Schluss mit dem Flüssigkeitsstress am Flughafen Heathrow

Am Flughafen London-Heathrow ist die Sicherheitskontrolle deutlich einfacher geworden. Dank neuer CT-Scanner können Passagiere ihr Handgepäck ab sofort ohne Auspacken von Elektronik und Flüssigkeiten kontrollieren lassen.

Am Flughafen London-Heathrow beginnt eine neue Ära der Sicherheitskontrollen. In allen vier Terminals sind neu flächendeckend moderne CT-Sicherheitsscanner im Einsatz. Passagiere müssen damit weder Flüssigkeiten noch elektronische Geräte aus dem Handgepäck nehmen – auch das umständliche Hantieren mit Plastikbeuteln entfällt, wie der Flughafen mitteilt.

Heathrow ist damit nach eigenen Angaben der weltweit grösste Flughafen, der diese Technologie vollständig ausgerollt hat. Die neue Generation von Scannern liefert hochauflösende 3D-Bilder des Handgepäcks und ermöglicht eine schnellere sowie präzisere Kontrolle. Dadurch verkürzt sich die Vorbereitungszeit an der Sicherheitskontrolle spürbar.

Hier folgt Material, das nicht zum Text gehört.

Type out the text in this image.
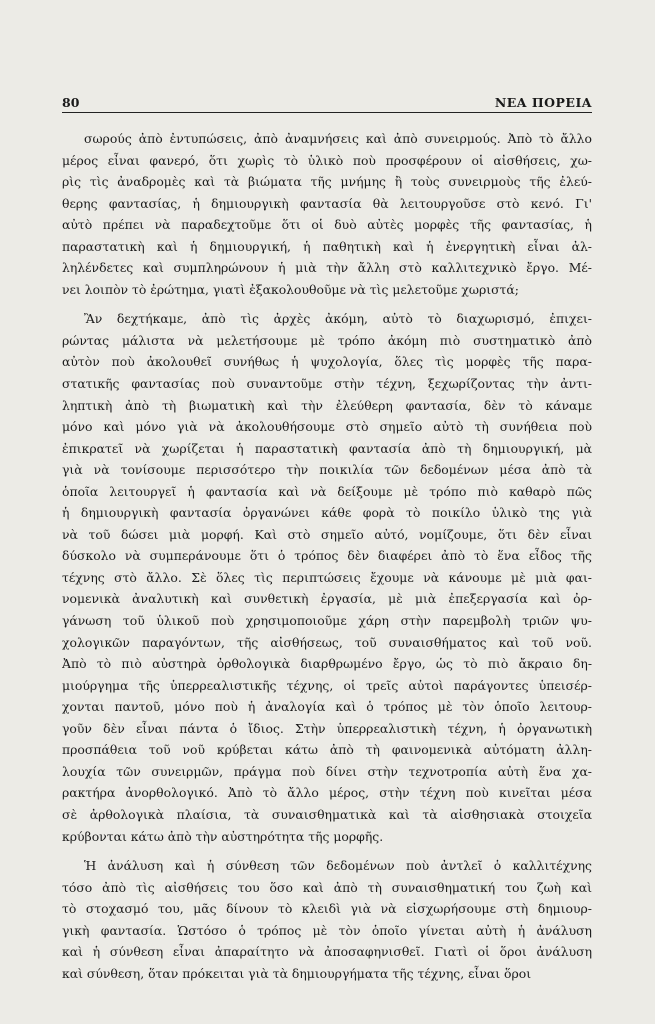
80	ΝΕΑ ΠΟΡΕΙΑ
σωρούς ἀπὸ ἐντυπώσεις, ἀπὸ ἀναμνήσεις καὶ ἀπὸ συνειρμούς. Ἀπὸ τὸ ἄλλο
μέρος εἶναι φανερό, ὅτι χωρὶς τὸ ὑλικὸ ποὺ προσφέρουν οἱ αἰσθήσεις, χω-
ρὶς τὶς ἀναδρομὲς καὶ τὰ βιώματα τῆς μνήμης ἢ τοὺς συνειρμοὺς τῆς ἐλεύ-
θερης φαντασίας, ἡ δημιουργικὴ φαντασία θὰ λειτουργοῦσε στὸ κενό. Γι'
αὐτὸ πρέπει νὰ παραδεχτοῦμε ὅτι οἱ δυὸ αὐτὲς μορφὲς τῆς φαντασίας, ἡ
παραστατικὴ καὶ ἡ δημιουργική, ἡ παθητικὴ καὶ ἡ ἐνεργητικὴ εἶναι ἀλ-
ληλένδετες καὶ συμπληρώνουν ἡ μιὰ τὴν ἄλλη στὸ καλλιτεχνικὸ ἔργο. Μέ-
νει λοιπὸν τὸ ἐρώτημα, γιατὶ ἐξακολουθοῦμε νὰ τὶς μελετοῦμε χωριστά;
Ἂν δεχτήκαμε, ἀπὸ τὶς ἀρχὲς ἀκόμη, αὐτὸ τὸ διαχωρισμό, ἐπιχει-
ρώντας μάλιστα νὰ μελετήσουμε μὲ τρόπο ἀκόμη πιὸ συστηματικὸ ἀπὸ
αὐτὸν ποὺ ἀκολουθεῖ συνήθως ἡ ψυχολογία, ὅλες τὶς μορφὲς τῆς παρα-
στατικῆς φαντασίας ποὺ συναντοῦμε στὴν τέχνη, ξεχωρίζοντας τὴν ἀντι-
ληπτικὴ ἀπὸ τὴ βιωματικὴ καὶ τὴν ἐλεύθερη φαντασία, δὲν τὸ κάναμε
μόνο καὶ μόνο γιὰ νὰ ἀκολουθήσουμε στὸ σημεῖο αὐτὸ τὴ συνήθεια ποὺ
ἐπικρατεῖ νὰ χωρίζεται ἡ παραστατικὴ φαντασία ἀπὸ τὴ δημιουργική, μὰ
γιὰ νὰ τονίσουμε περισσότερο τὴν ποικιλία τῶν δεδομένων μέσα ἀπὸ τὰ
ὁποῖα λειτουργεῖ ἡ φαντασία καὶ νὰ δείξουμε μὲ τρόπο πιὸ καθαρὸ πῶς
ἡ δημιουργικὴ φαντασία ὀργανώνει κάθε φορὰ τὸ ποικίλο ὑλικὸ της γιὰ
νὰ τοῦ δώσει μιὰ μορφή. Καὶ στὸ σημεῖο αὐτό, νομίζουμε, ὅτι δὲν εἶναι
δύσκολο νὰ συμπεράνουμε ὅτι ὁ τρόπος δὲν διαφέρει ἀπὸ τὸ ἕνα εἶδος τῆς
τέχνης στὸ ἄλλο. Σὲ ὅλες τὶς περιπτώσεις ἔχουμε νὰ κάνουμε μὲ μιὰ φαι-
νομενικὰ ἀναλυτικὴ καὶ συνθετικὴ ἐργασία, μὲ μιὰ ἐπεξεργασία καὶ ὀρ-
γάνωση τοῦ ὑλικοῦ ποὺ χρησιμοποιοῦμε χάρη στὴν παρεμβολὴ τριῶν ψυ-
χολογικῶν παραγόντων, τῆς αἰσθήσεως, τοῦ συναισθήματος καὶ τοῦ νοῦ.
Ἀπὸ τὸ πιὸ αὐστηρὰ ὀρθολογικὰ διαρθρωμένο ἔργο, ὡς τὸ πιὸ ἄκραιο δη-
μιούργημα τῆς ὑπερρεαλιστικῆς τέχνης, οἱ τρεῖς αὐτοὶ παράγοντες ὑπεισέρ-
χονται παντοῦ, μόνο ποὺ ἡ ἀναλογία καὶ ὁ τρόπος μὲ τὸν ὁποῖο λειτουρ-
γοῦν δὲν εἶναι πάντα ὁ ἴδιος. Στὴν ὑπερρεαλιστικὴ τέχνη, ἡ ὀργανωτικὴ
προσπάθεια τοῦ νοῦ κρύβεται κάτω ἀπὸ τὴ φαινομενικὰ αὐτόματη ἀλλη-
λουχία τῶν συνειρμῶν, πράγμα ποὺ δίνει στὴν τεχνοτροπία αὐτὴ ἕνα χα-
ρακτήρα ἀνορθολογικό. Ἀπὸ τὸ ἄλλο μέρος, στὴν τέχνη ποὺ κινεῖται μέσα
σὲ ἀρθολογικὰ πλαίσια, τὰ συναισθηματικὰ καὶ τὰ αἰσθησιακὰ στοιχεῖα
κρύβονται κάτω ἀπὸ τὴν αὐστηρότητα τῆς μορφῆς.
Ἡ ἀνάλυση καὶ ἡ σύνθεση τῶν δεδομένων ποὺ ἀντλεῖ ὁ καλλιτέχνης
τόσο ἀπὸ τὶς αἰσθήσεις του ὅσο καὶ ἀπὸ τὴ συναισθηματική του ζωὴ καὶ
τὸ στοχασμό του, μᾶς δίνουν τὸ κλειδὶ γιὰ νὰ εἰσχωρήσουμε στὴ δημιουρ-
γικὴ φαντασία. Ὡστόσο ὁ τρόπος μὲ τὸν ὁποῖο γίνεται αὐτὴ ἡ ἀνάλυση
καὶ ἡ σύνθεση εἶναι ἀπαραίτητο νὰ ἀποσαφηνισθεῖ. Γιατὶ οἱ ὅροι ἀνάλυση
καὶ σύνθεση, ὅταν πρόκειται γιὰ τὰ δημιουργήματα τῆς τέχνης, εἶναι ὅροι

Die Umrüstung ist Teil eines umfassenden Investitionsprogramms. Rund eine Milliarde Pfund (1,06 Milliarden Franken) hat Heathrow in die neue Sicherheitstechnik investiert. Ein positiver Nebeneffekt: Künftig werden schätzungsweise bis zu 16 Millionen Plastikbeutel pro Jahr eingespart, die bisher für Flüssigkeiten benötigt wurden.

Der Flughafen sieht die Massnahme als wichtigen Baustein für ein reibungsloseres Reise-Erlebnis. Bereits 2025 galt Heathrow gemäss eigenen Angaben als Europas pünktlichstes Drehkreuz, mit kurzen Wartezeiten an der Sicherheitskontrolle und verbesserter Gepäckabfertigung. Mit den neuen Scannern will der Flughafen diese Standards sichern.